En una sociedad altamente mercantilizada y en la que todo es susceptible de comprarse y venderse, podríamos hacernos una pregunta, haciendo nuestros el título de uno de los artículos de José Ramón Insa Alba (aquí), “¿ES EL EMPRENDEDOR LA MERCANCÍA?”. La deificación del “emprendimiento” es ciertamente cosificadora y peligrosa en el ámbito de la cultura. Podemos, así, afirmar, con Jaron Rowan, que “no es raro encontrar empresas en las que predominan altas dosis de auto-explotación o en las que gran parte de las horas invertidas no se logra remunerar. El trabajo por proyectos conduce a una inestabilidad en los flujos de ingreso de muchas de estas empresas que (…) pueden constituir un verdadero obstáculo a la viabilidad de la empresa” (Cultura, economía y emprendizaje, en Cuadernos de Economía, 2011)
El pequeño empresario (de la cultura) está (también) sometido a ese engranaje cosificador del sistema de mercado que muestra la industria cultural y creativa como algo homogéneo y necesario para un “cambio de modelo productivo”. Y no nos referimos en este caso al “profesional” que, denostando lo público, exige financiación pública y privatización (externalización acaso) de servicios tradicionalmente públicos, en definitiva, “empresarios” que consideran que los recursos públicos deben invertirse en financiar a empresas privadas o a contratar a empresas privadas. Las razones aducidas son básicamente tres:
- La empresa privada es más eficiente que la administración
- La gestión privada es más económica
- (Y la más significativa) La tarea de la administración privada es esencialmente “el apoyo a las pymes”.

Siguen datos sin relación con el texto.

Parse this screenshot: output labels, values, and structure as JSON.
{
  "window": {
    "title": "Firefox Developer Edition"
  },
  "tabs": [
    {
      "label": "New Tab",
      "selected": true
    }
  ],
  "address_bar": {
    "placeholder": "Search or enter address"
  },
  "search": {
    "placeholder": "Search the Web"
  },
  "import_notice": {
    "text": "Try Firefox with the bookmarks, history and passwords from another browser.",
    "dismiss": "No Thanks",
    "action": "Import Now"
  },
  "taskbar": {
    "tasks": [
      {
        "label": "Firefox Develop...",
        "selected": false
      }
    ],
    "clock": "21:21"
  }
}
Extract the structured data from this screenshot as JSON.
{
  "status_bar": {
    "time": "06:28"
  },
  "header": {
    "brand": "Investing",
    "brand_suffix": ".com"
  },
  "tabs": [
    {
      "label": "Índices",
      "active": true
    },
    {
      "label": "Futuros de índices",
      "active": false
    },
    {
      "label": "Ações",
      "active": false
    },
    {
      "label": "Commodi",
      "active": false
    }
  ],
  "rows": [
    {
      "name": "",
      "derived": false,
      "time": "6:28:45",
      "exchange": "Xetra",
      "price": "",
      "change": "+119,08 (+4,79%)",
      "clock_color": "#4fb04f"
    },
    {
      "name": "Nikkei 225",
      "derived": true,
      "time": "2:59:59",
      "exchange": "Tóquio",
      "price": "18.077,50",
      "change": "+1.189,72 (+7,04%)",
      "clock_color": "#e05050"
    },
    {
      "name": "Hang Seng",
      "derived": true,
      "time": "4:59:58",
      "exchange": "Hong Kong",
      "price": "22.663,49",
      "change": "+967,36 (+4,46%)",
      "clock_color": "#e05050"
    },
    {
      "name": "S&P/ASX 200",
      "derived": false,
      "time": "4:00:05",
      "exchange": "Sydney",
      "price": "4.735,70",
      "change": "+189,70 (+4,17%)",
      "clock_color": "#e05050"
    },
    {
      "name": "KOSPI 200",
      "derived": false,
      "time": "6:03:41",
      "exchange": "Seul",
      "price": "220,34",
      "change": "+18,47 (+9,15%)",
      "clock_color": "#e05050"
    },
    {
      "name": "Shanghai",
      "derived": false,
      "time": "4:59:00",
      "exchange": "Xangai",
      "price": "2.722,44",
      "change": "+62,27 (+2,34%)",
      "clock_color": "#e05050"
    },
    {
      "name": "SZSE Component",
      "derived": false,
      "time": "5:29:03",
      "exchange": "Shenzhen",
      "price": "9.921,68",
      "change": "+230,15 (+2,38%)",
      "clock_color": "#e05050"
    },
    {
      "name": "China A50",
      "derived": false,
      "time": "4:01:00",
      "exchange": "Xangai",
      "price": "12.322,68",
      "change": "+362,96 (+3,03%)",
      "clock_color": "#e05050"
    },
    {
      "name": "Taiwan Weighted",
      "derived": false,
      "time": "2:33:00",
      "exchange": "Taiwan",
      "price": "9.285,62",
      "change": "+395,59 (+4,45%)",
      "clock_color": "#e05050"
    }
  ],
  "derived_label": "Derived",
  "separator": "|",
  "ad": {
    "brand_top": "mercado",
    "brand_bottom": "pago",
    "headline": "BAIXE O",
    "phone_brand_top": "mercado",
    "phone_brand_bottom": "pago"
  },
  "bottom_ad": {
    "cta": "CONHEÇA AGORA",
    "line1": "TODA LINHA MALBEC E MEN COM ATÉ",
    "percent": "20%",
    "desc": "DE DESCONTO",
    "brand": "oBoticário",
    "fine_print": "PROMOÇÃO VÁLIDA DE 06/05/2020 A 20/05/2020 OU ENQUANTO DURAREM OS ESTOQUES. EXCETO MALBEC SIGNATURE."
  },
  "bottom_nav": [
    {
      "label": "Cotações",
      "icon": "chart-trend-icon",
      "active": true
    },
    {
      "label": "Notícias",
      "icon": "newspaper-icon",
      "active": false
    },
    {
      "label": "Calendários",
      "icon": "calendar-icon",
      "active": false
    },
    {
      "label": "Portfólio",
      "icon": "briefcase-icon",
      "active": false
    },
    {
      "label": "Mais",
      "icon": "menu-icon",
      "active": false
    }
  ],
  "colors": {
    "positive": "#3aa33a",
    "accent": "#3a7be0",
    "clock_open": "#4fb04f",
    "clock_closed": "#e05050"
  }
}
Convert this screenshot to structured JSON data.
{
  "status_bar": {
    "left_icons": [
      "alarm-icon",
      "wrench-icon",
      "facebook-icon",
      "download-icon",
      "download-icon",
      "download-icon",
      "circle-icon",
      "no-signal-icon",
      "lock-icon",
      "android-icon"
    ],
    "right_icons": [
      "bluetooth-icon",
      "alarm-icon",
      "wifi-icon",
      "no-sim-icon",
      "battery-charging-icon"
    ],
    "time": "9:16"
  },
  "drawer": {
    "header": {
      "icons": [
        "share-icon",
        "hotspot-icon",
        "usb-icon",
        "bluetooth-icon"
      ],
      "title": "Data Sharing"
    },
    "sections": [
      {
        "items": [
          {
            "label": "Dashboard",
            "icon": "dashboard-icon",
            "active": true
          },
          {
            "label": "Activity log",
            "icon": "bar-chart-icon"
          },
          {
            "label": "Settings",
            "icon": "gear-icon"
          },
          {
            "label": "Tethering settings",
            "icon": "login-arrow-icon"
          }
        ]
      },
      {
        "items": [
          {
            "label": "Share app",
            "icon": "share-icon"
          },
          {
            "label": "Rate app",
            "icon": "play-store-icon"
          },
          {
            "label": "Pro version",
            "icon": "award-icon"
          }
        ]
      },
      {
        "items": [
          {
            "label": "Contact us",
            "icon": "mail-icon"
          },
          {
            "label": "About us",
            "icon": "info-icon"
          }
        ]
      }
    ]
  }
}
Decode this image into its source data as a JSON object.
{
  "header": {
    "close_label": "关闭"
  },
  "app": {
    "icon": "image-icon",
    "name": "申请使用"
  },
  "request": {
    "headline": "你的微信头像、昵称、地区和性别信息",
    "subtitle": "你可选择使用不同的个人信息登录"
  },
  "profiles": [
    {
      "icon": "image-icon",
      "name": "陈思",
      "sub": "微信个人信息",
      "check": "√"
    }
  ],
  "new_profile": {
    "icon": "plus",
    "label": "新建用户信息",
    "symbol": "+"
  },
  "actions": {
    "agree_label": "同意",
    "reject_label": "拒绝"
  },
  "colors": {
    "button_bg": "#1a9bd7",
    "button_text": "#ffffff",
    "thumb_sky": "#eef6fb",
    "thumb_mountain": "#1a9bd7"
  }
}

Es éste un discurso ideológico que funciona, también, en un doble sentido. Desde la empresa se exige esa privatización y desde las administraciones y poderes públicos se ejerce una dejación de funciones en tanto que deja de invertir en cultura. Si bien, no se consigue la ansiada reducción de costes; como señala Jaron Rowan, respecto del papel de las administraciones potenciando el emprendimiento, “los mismos fondos que antes se destinaban a subvencionar actividades culturales se ponen ahora al servicio de la promoción de la cultura como sector económico” (Emprendizajes en cultura Discursos, instituciones y contradicciones de la empresarialidad cultural; Jaron Rowan, 2010)
Y añadimos un paréntesis en forma de pregunta para la reflexión: ¿El cliente fundamental de las microempresas culturales es la administración pública? ¿Por qué?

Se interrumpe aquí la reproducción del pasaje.